When we reached M Street, Georgetown's main thoroughfare, the celebration escalated. Bus drivers were beaming. Taxi drivers were honking. A large white man in suspenders was standing triumphantly out of his car sun roof, arms above his head, screaming. A black waiter came out of a restaurant, hugged some of us, strangers, and went back to his shift. Everyone high-fived each other as we walked toward Pennsylvania Avenue. Everyone grinned. Everyone danced. People walked down the middle of the street and waved. People waved their Obama T-shirts in the air.

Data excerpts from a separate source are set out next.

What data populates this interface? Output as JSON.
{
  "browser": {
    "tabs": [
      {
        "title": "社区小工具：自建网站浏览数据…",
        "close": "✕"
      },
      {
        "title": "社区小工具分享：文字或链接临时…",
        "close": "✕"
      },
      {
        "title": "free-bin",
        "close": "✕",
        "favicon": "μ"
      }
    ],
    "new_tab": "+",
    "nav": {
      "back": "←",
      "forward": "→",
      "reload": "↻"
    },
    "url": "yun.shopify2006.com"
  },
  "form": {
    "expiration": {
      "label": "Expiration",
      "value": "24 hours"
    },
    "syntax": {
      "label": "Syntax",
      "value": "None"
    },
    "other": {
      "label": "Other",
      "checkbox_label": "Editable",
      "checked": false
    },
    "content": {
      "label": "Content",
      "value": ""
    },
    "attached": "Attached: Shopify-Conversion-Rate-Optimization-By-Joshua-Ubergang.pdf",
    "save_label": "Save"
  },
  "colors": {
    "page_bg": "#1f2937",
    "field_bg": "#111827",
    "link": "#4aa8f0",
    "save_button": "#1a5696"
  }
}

DC votes 95% Democrat every election, which means that there were approximately 3 people here who voted for McCain--that we were all Obama supporters was a sure bet.
What striked me most was that it wasn't vengeful or bitter, despite the chants of "na na na na, na na na na, hey hey hey, good byyyye" outside the White House. It was joyful. It was hopeful. Until I saw so many people in the same spontaneous celebration, pulled out to Pennsylvania Ave just because it was the most obvious place to go, I hadn't really bought the Hope/Change premise. Hope in what? Change in what? To what? I like hope and change just fine, but I hadn't understood how much we need it, how much we have invested in this vague idea. Hope. But what was in the streets wasn't hope to replace Bush. It was hope that we can be better than we are. That we can be a more perfect union. That you really can, if you work hard, do whatever you want in America. You can be a biracial man with a distant father, far removed from aristocracy, and get to the white house with nothing but merit, maturity, and ambition. We can't change the past, but was can mold the future. It's hard, but you can do it. Yes, we can. Yes, you can.

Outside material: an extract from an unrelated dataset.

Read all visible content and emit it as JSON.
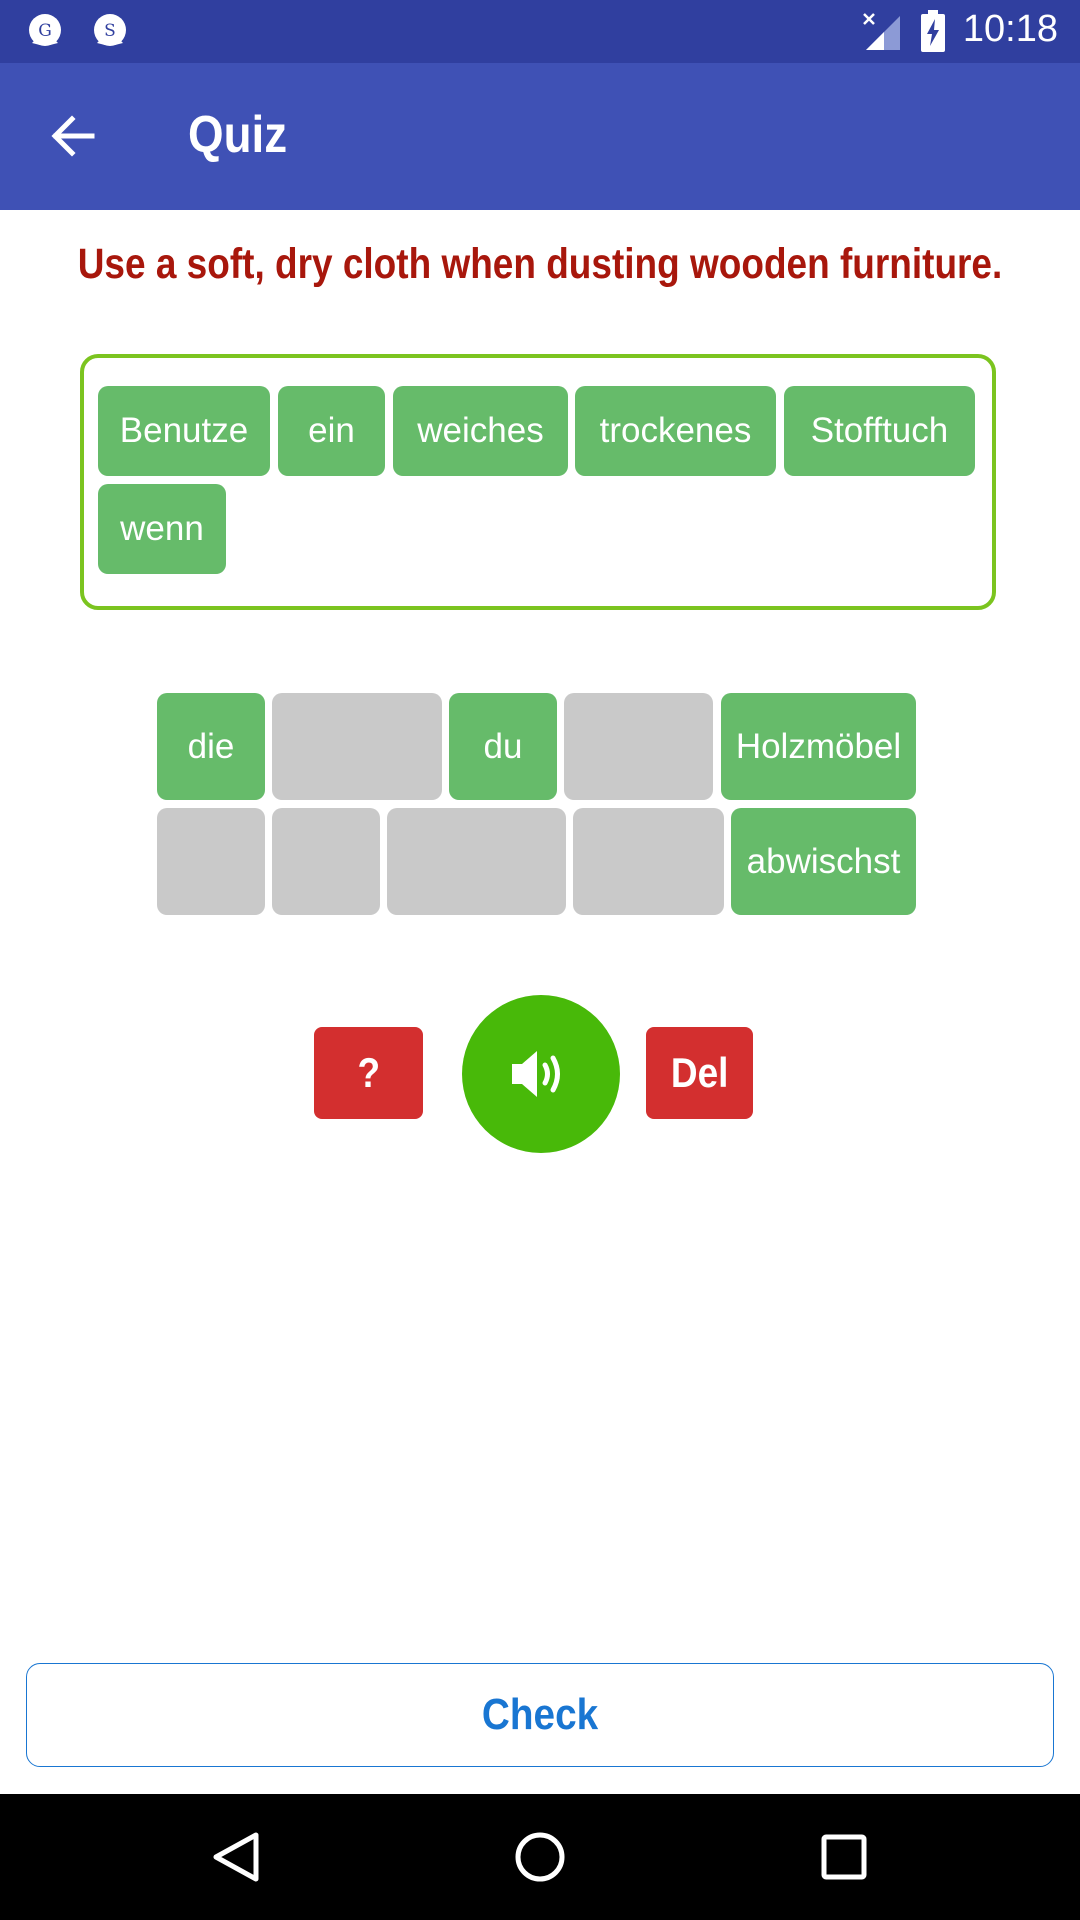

All of a sudden, we can talk about race. We talked about it before, but that conversation was tired; this is like adrenaline. The African-Americans that I see every day on the street as I go to class, now they are beaming. I hear black students being interviewed on the radio: "I realized that I can be anything I want! I am going to study hard, like Obama." My friend Lori teaches 6th grade: her students have a new role model. Stories abound of black great-grandmothers who have seen segregation, separate-but-equal, civil rights, Martin Luther King, Jr. They can vote now. They are represented. NPR did a story about a woman who is 109, saying, "Jones is the living link between the time when black men were owned as property and the time when a black man has been elected president of the United States." Another one, a 95 year old black woman with 13 children, finally inspired, voting for the first time in her Sunday best. This is incredible, no matter what you think about Obama's policies or politics.
This is what we celebrated in front of the White House: the fact that we can change. The fact that we can hope, even if the finish line is past the horizon. Without a vision, the people perish, and we have sorely lacked any sort of vision over the past 8 years. No matter who you voted for, this is cause to celebrate. We get another chance. We were thirsty, and now we know there is a stream. I love America.
Maybe Obama will be a totally mediocre president; it's possible. But what a thrill it is to think that he might not be, that he might be great. Whether he's great or not, the people have been reinvigorated, and democracy is about the people. We forgot that under Bush, but president-elect Obama reminded us. Let's not forget again.